年末年始に日南海岸のサーフに岸寄りするオオニベは、大きなもので体長1.5m、30kgにも達するモンスター。今回、船から釣れたオオニベは1.5kgほどの小型。

 アマダイは国内の暖かい海域から朝鮮半島、台湾、香港にかけて生息しており、シロアマダイは、アカアマダイ、キアマダイのアマダイ3種のなかで、もっとも高級とされている。
 料理人たちは、上品な白身でうま味や甘味が非常に強いシロアマダイは、魚のなかでも特別扱いするほどだ。船長が言うには、日南市の市場でキロ1万円が相場で、築地などに行った場合の相場は想像できないという。

海底付近を鯛ラバで叩きながら誘うとシロアマダイが食ってきた。

「コンコンとアタリがあったのでそのまま巻き上げていると、独特の絞り込むような引きがあって、それでも巻いていると急に走り出したんです。マダイとはもちろん違うし、アカハタやオウモンハタでもない感覚でした。初めてシロアマダイを釣ったのですが、乗り合わせた地元の鯛ラバオジサン方に自分のことのように喜んでいただき、船長も含めて釣り人の純粋な優しさを大いに感じました」と彦いち師匠。

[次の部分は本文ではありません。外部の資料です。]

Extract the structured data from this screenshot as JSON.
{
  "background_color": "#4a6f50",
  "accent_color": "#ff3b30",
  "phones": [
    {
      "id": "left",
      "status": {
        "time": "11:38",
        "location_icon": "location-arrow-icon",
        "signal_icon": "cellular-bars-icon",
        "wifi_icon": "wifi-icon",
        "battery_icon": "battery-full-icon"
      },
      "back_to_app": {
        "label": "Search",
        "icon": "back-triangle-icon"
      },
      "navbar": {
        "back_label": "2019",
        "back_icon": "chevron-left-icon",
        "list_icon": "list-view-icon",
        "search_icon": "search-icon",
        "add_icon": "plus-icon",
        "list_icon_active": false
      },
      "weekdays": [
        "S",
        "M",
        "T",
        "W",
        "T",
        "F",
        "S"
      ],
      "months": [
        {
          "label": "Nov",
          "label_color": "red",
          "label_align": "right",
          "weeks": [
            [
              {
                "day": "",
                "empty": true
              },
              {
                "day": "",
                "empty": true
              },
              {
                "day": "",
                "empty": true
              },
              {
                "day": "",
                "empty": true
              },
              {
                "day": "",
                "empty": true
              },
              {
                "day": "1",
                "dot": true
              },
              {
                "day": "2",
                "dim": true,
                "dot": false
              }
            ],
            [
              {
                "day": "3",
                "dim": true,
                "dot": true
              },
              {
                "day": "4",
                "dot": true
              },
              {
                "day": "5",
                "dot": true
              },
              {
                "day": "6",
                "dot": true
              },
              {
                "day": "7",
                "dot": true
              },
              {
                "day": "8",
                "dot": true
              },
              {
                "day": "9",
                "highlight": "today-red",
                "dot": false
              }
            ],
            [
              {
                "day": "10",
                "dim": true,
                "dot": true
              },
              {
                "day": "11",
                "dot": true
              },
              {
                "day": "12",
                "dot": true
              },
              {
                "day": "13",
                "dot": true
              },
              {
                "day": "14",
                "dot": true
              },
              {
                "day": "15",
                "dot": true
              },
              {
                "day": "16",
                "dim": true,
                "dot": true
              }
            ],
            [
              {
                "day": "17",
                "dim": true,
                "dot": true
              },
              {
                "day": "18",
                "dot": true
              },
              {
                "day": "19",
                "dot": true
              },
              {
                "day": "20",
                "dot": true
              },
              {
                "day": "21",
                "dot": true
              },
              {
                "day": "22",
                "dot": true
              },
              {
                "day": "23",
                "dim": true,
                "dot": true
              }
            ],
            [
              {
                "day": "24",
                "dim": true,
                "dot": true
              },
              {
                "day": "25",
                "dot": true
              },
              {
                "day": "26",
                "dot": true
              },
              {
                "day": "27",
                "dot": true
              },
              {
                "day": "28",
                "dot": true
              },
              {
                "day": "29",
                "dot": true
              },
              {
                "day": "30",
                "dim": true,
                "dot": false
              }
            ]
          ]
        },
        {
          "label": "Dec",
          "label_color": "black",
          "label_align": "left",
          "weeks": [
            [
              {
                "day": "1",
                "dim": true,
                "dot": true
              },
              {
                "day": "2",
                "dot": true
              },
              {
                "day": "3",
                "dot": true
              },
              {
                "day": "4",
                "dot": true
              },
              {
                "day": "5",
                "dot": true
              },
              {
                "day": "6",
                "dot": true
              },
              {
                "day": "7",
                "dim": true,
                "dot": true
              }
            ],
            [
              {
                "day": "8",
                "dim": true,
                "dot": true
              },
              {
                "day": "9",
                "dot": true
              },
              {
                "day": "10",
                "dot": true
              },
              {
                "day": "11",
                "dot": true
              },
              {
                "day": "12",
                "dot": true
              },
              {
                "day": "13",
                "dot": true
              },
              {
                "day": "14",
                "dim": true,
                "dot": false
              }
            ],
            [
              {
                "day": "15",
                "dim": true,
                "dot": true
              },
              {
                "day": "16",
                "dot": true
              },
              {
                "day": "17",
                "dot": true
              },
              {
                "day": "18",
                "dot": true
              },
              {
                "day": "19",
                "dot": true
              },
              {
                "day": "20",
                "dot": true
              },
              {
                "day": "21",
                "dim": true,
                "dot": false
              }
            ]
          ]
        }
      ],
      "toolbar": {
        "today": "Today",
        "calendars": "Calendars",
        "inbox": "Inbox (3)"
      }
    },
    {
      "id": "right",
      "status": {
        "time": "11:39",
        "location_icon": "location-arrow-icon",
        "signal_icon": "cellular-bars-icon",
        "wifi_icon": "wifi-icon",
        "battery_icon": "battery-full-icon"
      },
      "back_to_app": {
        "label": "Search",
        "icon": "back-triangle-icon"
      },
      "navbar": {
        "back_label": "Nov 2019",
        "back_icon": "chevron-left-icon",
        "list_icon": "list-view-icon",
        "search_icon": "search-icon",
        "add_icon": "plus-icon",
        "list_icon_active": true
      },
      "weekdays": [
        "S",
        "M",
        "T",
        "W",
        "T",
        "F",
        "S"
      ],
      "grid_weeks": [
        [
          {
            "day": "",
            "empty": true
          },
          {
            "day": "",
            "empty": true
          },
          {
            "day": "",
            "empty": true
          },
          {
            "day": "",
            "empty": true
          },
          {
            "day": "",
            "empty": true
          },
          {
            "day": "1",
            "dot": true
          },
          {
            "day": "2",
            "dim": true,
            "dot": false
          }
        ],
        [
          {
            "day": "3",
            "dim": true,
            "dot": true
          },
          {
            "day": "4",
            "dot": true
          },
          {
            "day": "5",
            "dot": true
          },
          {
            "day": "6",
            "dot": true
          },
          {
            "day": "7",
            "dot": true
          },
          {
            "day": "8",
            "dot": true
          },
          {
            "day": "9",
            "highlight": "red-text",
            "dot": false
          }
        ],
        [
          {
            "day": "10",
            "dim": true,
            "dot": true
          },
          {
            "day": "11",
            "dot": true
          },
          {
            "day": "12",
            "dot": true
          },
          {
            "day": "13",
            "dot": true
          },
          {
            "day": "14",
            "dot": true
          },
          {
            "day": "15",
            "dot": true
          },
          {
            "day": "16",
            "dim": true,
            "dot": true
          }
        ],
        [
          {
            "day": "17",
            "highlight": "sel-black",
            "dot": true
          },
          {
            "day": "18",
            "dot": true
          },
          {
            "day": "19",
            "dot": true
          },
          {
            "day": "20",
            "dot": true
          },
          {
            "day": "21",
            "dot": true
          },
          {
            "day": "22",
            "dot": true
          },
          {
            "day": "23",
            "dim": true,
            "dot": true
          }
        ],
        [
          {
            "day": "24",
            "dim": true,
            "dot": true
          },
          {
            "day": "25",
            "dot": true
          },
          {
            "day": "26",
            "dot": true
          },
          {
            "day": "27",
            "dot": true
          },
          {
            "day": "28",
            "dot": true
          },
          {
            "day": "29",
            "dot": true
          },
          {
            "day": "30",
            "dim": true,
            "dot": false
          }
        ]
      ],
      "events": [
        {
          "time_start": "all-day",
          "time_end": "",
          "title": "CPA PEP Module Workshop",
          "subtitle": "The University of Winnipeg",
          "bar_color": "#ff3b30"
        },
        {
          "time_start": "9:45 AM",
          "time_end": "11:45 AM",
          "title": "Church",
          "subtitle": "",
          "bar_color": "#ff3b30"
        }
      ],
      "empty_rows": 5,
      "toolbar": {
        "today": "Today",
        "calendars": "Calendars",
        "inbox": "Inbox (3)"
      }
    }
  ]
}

納竿直前に彦いち師匠のロッドを曲げた約70㎝の大シロアマダイ。嬉しい一尾!

 そして、これまでに何度か鯛ラバを経験しているが、今回のように“彷徨う釣り”は初めてだった。しかし、迷えば迷うほど見つけたものは大きかったという。「海幸彦、山幸彦と同じ『彦』つながりの良縁で、たいへん良い魚と出会えたことに感謝です。万々歳の日向灘の釣りでした」と、彦いち師匠は、シロアマダイを高々と掲げた。

林家彦いち(はやしや ひこいち)
落語家

1969年 鹿児島県生まれ。大学中退後、初代林家木久蔵(現・林家木久扇)へ入門し、前座名「きく兵衛」で平成2年に池袋演芸場にて演目「寿限無」で初高座に上がる。平成5年二ツ目昇進、「林家彦いち」に改名。平成12年度 第10回「北とぴあ落語大賞」受賞、平成12年度 NHK新人演芸コンクール落語部門大賞受賞。平成14年春、真打昇進。平成15年 彩の国落語大賞殊勲賞受賞、平成15年第九回林家彦六賞受賞、他受賞多数。平成16年 SWA(創作話芸アソシエーション)を春風亭昇太、柳家喬太郎、三遊亭白鳥、神田山陽と旗揚げ。落語ブームの一端を担う。釣りを筆頭に登山、キャンプや農業など、落語会で野外活動をリードしている。